Contenus médiatiques à risque et construction identitaire des préadolescents
Article de Sophie JEHEL, SEJED n°11, 2011.
Le résumé :
Certains préadolescents sont engagés précocement dans un goût pour les contenus médiatiques (TV et jeux vidéo notamment) qu’ils considèrent comme violents. Dans les établissements ZEP, ce goût devient majoritaire en sixième. Peut-il faire office de rite de passage ?. Dans les sociétés modernes caractérisées par l’expression de soi, la compréhension de l’autre, la sensibilité, le respect du droit, ces contenus peuvent-ils opérer une intégration des préadolescents aux normes de la société globale ? Le recours systématique à diverses formes de transgression dans des entreprises médiatiques participe plus d’une stratégie commerciale recherchant l’implication des jeunes en s’appuyant sur leur désir d’opposition aux adultes et aux institutions que d’une volonté de les intégrer à la société globale. Certains traits de la construction identitaire des préadolescents amateurs de programmes violents montrent une surexposition aux contenus à risque (qui ont une classification officielle élevée), une normalisation de leur goût, une forme d’intolérance à l’égard de ceux qui ne le partagent pas et un éloignement des dispositions scolaires. Le développement de ce goût risque, à cet âge, de compliquer leur insertion dans la société globale. Les résultats présentés dans cet article sont tirés d’une enquête réalisée auprès de 1142 enfants de CM2 et de sixième, dont 40 % en ZEP, réalisée entre juin 2006 et juin 2007 dans cinq régions de France.
Le texte commence par ceci : « Les préadolescents sont engagés, dès le CM2, dans une exploration intense et personnelle des espaces médiatiques : télévision, jeux vidéo, et même radio ou Internet. Ils y rencontrent notamment des contenus à risque, que l’on définira ici comme des contenus déconseillés aux mineurs de 10 à 13 ans selon les évaluations officielles disponibles. Le propos de cet article sera centré sur les élèves de CM2 ou de sixième les plus investis dans le goût pour les contenus qu’ils trouvent violents, parmi lesquels se trouve une forte proportion de contenus à risque.

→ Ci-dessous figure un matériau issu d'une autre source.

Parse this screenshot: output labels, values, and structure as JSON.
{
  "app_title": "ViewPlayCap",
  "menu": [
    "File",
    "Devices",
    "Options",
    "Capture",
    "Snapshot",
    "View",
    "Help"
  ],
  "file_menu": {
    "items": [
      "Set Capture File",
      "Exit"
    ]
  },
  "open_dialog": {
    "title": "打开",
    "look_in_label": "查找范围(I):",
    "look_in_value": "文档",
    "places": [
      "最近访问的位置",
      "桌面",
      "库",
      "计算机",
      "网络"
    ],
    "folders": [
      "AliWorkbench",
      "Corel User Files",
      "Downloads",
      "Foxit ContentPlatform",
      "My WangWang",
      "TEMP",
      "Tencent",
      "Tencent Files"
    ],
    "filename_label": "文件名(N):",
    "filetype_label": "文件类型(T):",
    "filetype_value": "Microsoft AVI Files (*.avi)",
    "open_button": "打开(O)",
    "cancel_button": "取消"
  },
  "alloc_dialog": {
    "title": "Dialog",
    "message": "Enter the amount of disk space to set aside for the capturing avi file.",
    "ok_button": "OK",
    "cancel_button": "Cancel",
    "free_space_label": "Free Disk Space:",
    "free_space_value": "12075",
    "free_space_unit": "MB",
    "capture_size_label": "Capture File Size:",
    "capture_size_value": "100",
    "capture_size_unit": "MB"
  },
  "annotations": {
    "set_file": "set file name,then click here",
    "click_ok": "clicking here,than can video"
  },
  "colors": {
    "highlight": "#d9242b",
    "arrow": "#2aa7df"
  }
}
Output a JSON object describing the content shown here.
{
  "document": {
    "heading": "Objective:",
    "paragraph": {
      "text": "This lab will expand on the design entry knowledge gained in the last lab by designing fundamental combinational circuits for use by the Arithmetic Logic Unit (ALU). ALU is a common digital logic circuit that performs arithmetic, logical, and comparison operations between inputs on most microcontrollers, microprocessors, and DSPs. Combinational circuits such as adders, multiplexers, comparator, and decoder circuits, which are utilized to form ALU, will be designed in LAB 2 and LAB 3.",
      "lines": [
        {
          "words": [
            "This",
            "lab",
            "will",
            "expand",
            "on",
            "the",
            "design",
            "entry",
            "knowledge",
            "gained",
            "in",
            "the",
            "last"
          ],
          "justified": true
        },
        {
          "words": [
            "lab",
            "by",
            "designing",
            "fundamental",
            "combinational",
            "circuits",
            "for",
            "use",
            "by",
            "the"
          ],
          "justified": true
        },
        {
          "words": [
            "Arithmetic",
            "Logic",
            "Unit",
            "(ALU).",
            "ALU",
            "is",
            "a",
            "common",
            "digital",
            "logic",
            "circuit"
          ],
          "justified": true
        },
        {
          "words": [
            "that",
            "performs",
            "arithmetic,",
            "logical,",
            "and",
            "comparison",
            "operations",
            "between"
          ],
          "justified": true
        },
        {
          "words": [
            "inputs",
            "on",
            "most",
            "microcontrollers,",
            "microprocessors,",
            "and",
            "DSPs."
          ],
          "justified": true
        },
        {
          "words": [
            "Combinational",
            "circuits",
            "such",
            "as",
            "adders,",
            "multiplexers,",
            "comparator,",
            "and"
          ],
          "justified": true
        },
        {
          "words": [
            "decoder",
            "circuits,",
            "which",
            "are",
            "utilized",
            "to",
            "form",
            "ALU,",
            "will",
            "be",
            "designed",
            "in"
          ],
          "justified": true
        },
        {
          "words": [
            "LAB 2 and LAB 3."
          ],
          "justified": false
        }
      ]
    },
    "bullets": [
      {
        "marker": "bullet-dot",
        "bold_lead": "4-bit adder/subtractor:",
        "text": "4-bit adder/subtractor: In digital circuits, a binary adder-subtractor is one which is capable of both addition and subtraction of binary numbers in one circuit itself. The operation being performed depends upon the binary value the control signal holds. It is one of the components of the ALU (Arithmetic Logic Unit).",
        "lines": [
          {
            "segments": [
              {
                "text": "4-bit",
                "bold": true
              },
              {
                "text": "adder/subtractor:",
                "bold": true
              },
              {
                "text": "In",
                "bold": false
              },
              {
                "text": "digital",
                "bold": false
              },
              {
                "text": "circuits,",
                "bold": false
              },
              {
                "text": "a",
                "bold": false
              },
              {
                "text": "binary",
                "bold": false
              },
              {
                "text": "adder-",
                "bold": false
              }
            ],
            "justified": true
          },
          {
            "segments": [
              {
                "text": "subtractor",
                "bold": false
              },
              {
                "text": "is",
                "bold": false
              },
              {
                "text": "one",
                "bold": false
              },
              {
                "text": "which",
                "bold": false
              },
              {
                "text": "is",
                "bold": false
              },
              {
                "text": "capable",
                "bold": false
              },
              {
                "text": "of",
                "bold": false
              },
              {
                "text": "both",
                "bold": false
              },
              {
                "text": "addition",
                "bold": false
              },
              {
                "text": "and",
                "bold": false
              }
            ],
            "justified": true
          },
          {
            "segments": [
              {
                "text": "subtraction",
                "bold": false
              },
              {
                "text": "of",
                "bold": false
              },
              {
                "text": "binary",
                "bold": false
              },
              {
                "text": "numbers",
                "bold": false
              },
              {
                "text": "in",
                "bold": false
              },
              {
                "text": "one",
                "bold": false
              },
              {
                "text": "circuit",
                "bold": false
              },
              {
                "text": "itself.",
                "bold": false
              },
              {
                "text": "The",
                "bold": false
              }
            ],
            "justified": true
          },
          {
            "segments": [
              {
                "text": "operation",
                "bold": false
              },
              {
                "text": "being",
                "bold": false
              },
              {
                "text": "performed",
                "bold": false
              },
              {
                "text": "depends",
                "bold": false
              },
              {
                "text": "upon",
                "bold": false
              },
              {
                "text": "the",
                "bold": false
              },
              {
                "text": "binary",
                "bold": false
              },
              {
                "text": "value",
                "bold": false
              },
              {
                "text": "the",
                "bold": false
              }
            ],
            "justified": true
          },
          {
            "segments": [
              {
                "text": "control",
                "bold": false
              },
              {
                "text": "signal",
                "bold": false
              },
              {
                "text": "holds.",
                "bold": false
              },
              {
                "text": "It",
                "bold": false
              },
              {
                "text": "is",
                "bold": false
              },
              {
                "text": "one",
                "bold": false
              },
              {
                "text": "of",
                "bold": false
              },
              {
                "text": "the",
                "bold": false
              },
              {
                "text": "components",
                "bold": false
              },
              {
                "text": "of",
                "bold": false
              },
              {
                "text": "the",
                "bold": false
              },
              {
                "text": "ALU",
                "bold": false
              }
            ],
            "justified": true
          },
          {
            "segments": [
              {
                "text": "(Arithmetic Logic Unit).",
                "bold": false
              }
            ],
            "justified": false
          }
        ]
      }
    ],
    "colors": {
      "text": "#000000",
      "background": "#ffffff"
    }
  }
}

Leur construction identitaire diffère-t-elle de celle des autres ? Ces préadolescents murissent-ils plus vite et intègrent-ils plus tôt les normes de la société globale ? Développent-ils au contraire un positionnement spécifique ? »
Le texte se conclut par ceci : « En ce sens, cette normalisation du goût pour la violence médiatique contient le risque d’un enfermement identitaire, au moins temporaire, en particulier pour les préadolescents de milieu populaire en sixième en ZEP. Nous avons montré que ce goût surexpose les amateurs aux contenus à risque, renforce le décalage avec les normes sociales que constituent les systèmes de classification et s’accompagne d’une distanciation vis-à-vis de l’école. En valorisant l’acquisition des prémices d’un « capital guerrier », il suscite chez les préadolescents des identifications éloignées de l’esprit de compréhension des sociétés modernes. Flattant un désir de toute-puissance, les contenus à risque entretiennent une identité sociale ambivalente, vis-à-vis des valeurs de la modernité, de l’État de droit et de l’institution scolaire, à un âge où les préadolescents ont du mal à en maîtriser les codes. Loin de constituer un rite de passage intégrateur, ce goût risque de compliquer leur insertion dans la société globale. »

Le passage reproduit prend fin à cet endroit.